In every enterprise’s finance department, there is a nasty little concept known as the “sunk cost.” That’s money spent that can never be recovered. (The concept also comes up in poker games, but that’s not today’s topic.) No one, whether in IT or finance, wants to waste money they’ve already spent. That’s why – and stop me if you’ve heard this before – many people hesitate to cancel a project, even though they suspect that it might not be as successful as originally planned.
It’s why some enterprises end up with shelfware that sucked up a lot of resources and never created a lot of payoff.
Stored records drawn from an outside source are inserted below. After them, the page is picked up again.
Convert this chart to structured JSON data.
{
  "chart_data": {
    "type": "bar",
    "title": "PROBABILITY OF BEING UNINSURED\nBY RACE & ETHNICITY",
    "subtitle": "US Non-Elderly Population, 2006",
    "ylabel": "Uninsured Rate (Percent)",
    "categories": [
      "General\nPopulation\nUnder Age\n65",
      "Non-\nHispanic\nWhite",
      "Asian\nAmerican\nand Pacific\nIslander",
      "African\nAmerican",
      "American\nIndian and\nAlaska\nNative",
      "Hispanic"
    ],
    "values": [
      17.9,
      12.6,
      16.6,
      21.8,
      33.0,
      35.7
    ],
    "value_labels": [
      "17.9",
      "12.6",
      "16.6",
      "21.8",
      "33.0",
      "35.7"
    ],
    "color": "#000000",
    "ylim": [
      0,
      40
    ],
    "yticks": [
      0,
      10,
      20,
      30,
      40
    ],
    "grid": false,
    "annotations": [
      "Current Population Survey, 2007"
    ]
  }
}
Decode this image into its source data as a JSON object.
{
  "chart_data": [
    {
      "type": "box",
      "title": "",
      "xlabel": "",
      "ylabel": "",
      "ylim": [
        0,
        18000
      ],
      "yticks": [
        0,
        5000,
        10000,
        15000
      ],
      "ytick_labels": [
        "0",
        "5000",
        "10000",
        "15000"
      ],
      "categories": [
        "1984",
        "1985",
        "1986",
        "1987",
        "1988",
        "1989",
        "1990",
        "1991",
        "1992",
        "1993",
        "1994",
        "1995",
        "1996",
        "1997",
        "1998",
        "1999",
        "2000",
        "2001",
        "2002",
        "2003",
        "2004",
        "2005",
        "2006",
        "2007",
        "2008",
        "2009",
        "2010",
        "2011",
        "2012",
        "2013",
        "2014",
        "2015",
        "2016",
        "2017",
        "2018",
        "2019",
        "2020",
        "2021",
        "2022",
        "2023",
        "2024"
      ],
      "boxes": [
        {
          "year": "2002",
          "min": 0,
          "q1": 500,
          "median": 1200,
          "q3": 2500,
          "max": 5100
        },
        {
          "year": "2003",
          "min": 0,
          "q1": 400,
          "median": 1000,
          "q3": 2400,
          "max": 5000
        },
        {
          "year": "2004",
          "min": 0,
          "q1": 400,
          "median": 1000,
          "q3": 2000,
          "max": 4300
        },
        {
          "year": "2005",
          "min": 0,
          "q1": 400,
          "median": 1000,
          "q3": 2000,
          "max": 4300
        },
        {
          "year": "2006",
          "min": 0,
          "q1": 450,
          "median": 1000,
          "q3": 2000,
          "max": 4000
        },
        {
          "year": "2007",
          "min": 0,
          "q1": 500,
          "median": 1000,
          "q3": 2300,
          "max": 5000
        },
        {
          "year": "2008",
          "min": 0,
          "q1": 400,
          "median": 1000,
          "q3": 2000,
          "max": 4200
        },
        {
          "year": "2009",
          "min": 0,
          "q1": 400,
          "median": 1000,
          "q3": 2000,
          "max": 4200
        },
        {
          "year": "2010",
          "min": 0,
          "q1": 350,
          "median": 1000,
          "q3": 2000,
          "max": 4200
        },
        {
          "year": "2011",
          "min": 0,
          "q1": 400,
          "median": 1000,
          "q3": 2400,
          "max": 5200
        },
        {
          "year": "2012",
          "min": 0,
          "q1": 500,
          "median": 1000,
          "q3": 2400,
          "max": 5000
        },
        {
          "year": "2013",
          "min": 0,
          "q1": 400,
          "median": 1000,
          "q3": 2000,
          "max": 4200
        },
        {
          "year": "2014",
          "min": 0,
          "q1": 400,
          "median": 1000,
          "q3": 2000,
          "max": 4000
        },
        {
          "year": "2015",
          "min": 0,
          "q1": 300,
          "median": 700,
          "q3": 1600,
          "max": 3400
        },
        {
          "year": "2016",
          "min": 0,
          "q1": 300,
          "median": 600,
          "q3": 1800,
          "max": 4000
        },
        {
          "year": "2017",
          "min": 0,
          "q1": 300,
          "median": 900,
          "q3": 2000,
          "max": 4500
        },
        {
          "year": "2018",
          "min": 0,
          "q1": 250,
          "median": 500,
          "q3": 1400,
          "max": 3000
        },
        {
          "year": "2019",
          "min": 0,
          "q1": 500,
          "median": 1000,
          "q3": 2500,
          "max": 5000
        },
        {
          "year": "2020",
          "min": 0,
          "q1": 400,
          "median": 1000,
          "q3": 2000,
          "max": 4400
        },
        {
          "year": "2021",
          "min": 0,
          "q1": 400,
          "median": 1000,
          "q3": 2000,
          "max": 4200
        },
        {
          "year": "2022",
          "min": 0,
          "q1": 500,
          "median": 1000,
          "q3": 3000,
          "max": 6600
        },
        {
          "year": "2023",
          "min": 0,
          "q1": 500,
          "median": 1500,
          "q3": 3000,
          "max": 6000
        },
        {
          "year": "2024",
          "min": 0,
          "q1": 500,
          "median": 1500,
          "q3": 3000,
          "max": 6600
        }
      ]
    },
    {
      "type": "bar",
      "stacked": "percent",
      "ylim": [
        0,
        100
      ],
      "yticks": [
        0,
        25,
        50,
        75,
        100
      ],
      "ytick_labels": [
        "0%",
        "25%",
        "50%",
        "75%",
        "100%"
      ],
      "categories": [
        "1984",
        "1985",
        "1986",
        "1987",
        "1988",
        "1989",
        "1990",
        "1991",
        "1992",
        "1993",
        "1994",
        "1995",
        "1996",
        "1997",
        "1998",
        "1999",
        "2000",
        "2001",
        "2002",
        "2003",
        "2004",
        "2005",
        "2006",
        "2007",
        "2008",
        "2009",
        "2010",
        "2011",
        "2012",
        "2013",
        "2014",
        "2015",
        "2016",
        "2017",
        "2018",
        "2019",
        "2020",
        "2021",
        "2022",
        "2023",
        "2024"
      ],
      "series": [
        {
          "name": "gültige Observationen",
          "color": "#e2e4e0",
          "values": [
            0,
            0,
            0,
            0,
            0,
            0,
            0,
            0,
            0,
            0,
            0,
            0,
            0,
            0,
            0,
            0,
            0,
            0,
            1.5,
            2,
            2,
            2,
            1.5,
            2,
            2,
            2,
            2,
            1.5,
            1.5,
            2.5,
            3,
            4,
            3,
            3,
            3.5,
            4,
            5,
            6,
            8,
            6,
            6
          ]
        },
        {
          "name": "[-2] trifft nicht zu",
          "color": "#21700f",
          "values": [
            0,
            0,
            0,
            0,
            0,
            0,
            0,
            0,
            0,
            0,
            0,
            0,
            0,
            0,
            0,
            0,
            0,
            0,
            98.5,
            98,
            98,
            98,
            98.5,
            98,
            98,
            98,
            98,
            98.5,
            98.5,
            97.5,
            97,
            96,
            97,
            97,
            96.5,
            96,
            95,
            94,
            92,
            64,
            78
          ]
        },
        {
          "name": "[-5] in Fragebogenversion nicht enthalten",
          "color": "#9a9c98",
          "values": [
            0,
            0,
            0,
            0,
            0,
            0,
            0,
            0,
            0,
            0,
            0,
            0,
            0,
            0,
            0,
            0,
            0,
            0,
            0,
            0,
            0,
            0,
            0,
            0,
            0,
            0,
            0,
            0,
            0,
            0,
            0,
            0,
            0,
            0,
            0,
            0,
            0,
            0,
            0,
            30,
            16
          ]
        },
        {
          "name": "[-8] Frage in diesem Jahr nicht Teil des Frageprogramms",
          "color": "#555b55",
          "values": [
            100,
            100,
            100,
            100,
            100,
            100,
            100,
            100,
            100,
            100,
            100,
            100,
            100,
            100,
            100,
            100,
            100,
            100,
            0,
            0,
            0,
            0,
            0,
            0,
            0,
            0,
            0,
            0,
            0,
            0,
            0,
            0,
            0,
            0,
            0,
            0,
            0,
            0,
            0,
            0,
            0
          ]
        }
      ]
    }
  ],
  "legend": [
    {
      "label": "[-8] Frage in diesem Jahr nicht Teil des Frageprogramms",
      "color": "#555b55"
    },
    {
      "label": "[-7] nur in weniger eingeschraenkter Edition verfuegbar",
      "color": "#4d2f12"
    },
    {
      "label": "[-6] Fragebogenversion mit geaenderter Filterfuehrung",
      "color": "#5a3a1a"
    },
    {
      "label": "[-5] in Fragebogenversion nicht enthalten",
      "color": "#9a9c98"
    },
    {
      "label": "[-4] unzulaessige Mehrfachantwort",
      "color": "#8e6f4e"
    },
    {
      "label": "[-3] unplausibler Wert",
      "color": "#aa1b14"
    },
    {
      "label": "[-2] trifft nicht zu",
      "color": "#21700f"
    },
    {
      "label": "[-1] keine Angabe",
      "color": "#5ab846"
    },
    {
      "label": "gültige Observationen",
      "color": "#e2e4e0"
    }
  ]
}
It turns out that the biggest benefit of the cloud is side-stepping this money-sucking problem. When IDG Research Services surveyed IT managers, asking what the biggest benefit they’ve derived from cloud computing is, a surprising topic filtered up to the top: scalability. Scalability was cited by 60% of respondents – more than lower capital costs (54%), offloading of IT resources (50%), and far more than reliability (27%) and performance (22%).
What is scalability, really? Within the IT realm, it’s the ability to react quickly to changing business conditions. The cloud is designed for that, and for the concept of the distributed enterprise. You need more processing power for analytics or Black Friday, so you start thinking about infrastructure as a service. You need to set up a new software application quickly, so you set up software as a service. You need to do development quickly, so you contract with a platform-as-a-service provider. No matter where the business need is, the cloud is there.
See what’s missing? The time-consuming, painstaking process of budgeting, procuring, configuring, and managing new systems – a huge part of the sunk costs and lost time that go into new IT projects.
What’s also missing: the time spent agonizing about whether a project should be killed. The financial fundamentals of cloud computing make it easier to say, “This isn’t working. Let’s move on.” It’s also easier to say, “We have a real opportunity here; let’s invest more in it.” The result: new levels of agility.
Think about what that means for an IT department’s reputation. How many times has the CIO been referred to as “the abominable no-man” – that is, saying that projects can’t be done in a particular time frame because of a lack of money or a lack of resources? How many times has someone agonized over that horrible statistic (courtesy of research firm Gartner) that 80% of the budget is “dead money” – money spent for system maintenance but not for innovation or growth. The cloud helps enterprises recoup some – and maybe, someday, all – of that dead money.
That’s why cloud computing is so exciting. It strips away the inertia that plagues so many projects, the desire not to waste money. A distributed enterprise doesn’t waste what it doesn’t spend in the first place. In an increasingly competitive world, the ability to react quickly and to pivot smoothly becomes the new benchmark of success. The enterprise that can see opportunities wherever they may be, seize them, and then either capitalize on them or jettison them, is the one that will thrive.